For classes, it's simple: if you are a subclass of B from A , B is a subtype of A

For function types, you need to consider argument types and return type. The type of the function F2 is a subtype of the type of the function F1 , if the parameter types F2 s are supertypes of the parameter F1 s, and the type of the return type F2 is a subtype of the return type F1 s. You could say that a function should not require more (i.e., it does not require subtypes as parameters, but may require supertypes) and should not provide less (i.e., it should not return a supertype, but may return a subtype) , since its type is a subtype, the terminology is that the parameter types must be contravariant, and the return type must be covariant.

Example:

 var f1: UIControl -> UIControl = ... let f2: UIView -> UIControl = ... let f3: UIControl -> UIButton = ... let f4: UIView -> UIButton = ... f1 = f2 // Fine, f2 takes UIView so it also takes UIControl f1 = f3 // Fine, f3 returns UIButton which is a UIControl f1 = f4 // Fine, both of the above let f5: UIButton -> UIControl let f6: UIControl -> UIView let f7: UIButton -> UIView f1 = f5 // Error, couldn't call with a UIControl because f5 demands at least a UIButton f1 = f6 // Error, call would return only a UIView f1 = f7 // Error, both of the above 

Thus, types F2 , f3 and f4 are subtypes of type F1 s, while types f5 , f6 and f7 are not.

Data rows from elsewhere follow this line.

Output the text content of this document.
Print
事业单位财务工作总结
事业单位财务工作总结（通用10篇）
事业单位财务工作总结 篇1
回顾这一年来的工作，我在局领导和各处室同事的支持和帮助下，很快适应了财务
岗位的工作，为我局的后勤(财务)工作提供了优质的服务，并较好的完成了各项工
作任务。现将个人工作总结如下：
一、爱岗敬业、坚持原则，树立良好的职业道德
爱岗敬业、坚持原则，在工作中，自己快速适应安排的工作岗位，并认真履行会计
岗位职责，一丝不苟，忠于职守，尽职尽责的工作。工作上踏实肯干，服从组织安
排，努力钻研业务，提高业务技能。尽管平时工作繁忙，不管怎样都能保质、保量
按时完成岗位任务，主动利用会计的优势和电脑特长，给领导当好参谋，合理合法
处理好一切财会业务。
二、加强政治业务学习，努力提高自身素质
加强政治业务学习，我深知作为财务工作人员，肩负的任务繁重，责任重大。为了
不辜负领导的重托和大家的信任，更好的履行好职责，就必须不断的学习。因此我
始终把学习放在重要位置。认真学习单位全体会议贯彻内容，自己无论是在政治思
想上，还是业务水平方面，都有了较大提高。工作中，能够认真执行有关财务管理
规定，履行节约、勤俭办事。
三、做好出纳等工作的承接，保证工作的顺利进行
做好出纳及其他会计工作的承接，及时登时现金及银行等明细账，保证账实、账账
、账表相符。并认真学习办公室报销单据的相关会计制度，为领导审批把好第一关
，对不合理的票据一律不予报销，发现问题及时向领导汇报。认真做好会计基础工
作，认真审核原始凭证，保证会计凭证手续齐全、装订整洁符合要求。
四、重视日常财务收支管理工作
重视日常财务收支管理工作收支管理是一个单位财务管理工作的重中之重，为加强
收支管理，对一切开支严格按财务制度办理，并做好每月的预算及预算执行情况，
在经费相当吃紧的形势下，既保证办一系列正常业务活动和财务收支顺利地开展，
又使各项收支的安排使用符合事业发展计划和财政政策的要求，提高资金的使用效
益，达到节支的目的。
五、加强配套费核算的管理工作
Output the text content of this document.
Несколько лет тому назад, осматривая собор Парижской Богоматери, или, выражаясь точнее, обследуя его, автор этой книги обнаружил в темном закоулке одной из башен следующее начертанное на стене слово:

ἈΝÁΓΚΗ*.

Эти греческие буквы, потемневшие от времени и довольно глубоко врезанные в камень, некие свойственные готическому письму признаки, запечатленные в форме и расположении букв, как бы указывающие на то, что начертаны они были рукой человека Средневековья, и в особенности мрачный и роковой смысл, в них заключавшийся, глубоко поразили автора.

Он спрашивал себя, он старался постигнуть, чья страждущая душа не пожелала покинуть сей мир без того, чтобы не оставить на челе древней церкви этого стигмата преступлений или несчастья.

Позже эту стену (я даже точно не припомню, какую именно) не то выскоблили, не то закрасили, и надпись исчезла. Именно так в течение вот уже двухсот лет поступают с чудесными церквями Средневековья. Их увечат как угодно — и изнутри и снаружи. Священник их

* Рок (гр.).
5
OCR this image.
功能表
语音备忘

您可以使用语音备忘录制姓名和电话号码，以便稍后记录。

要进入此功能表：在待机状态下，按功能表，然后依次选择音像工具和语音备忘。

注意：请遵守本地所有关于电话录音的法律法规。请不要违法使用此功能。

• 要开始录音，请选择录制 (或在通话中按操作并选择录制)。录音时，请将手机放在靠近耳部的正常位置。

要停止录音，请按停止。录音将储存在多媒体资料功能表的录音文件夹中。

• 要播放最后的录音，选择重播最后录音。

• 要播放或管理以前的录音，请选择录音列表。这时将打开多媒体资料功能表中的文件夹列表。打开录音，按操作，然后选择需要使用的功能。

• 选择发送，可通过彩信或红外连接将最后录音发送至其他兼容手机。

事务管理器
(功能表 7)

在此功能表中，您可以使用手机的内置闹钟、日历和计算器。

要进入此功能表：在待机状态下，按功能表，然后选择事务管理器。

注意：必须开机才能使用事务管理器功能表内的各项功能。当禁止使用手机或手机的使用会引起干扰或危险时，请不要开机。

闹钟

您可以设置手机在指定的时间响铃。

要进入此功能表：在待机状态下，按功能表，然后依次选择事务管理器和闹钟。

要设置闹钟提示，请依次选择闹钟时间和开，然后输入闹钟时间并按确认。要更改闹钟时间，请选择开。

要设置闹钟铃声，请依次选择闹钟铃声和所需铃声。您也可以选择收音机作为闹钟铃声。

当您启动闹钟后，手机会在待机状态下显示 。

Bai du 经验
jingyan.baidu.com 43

What about generic types? In Swift, custom types with type parameters are all invariant. That is, in your example, the Class1<T2> object cannot be used as the Class1<T1> object, regardless of the relationship between T1 and T2 (unless T1 and T2 are the same type).

However, Swift has some built-in dispersion rules that make your example work with arrays: [UITableView] ( Array<UITableView> ) is a subtype of [UIView] ( Array<UIView> ). Please note that the same is true for options, i.e. UITableView? ( Optional<UITableView> ) is a subtype of UIView? ( Optional<UIView> ). Thus, both arrays and additional modules are covariant with their type parameter.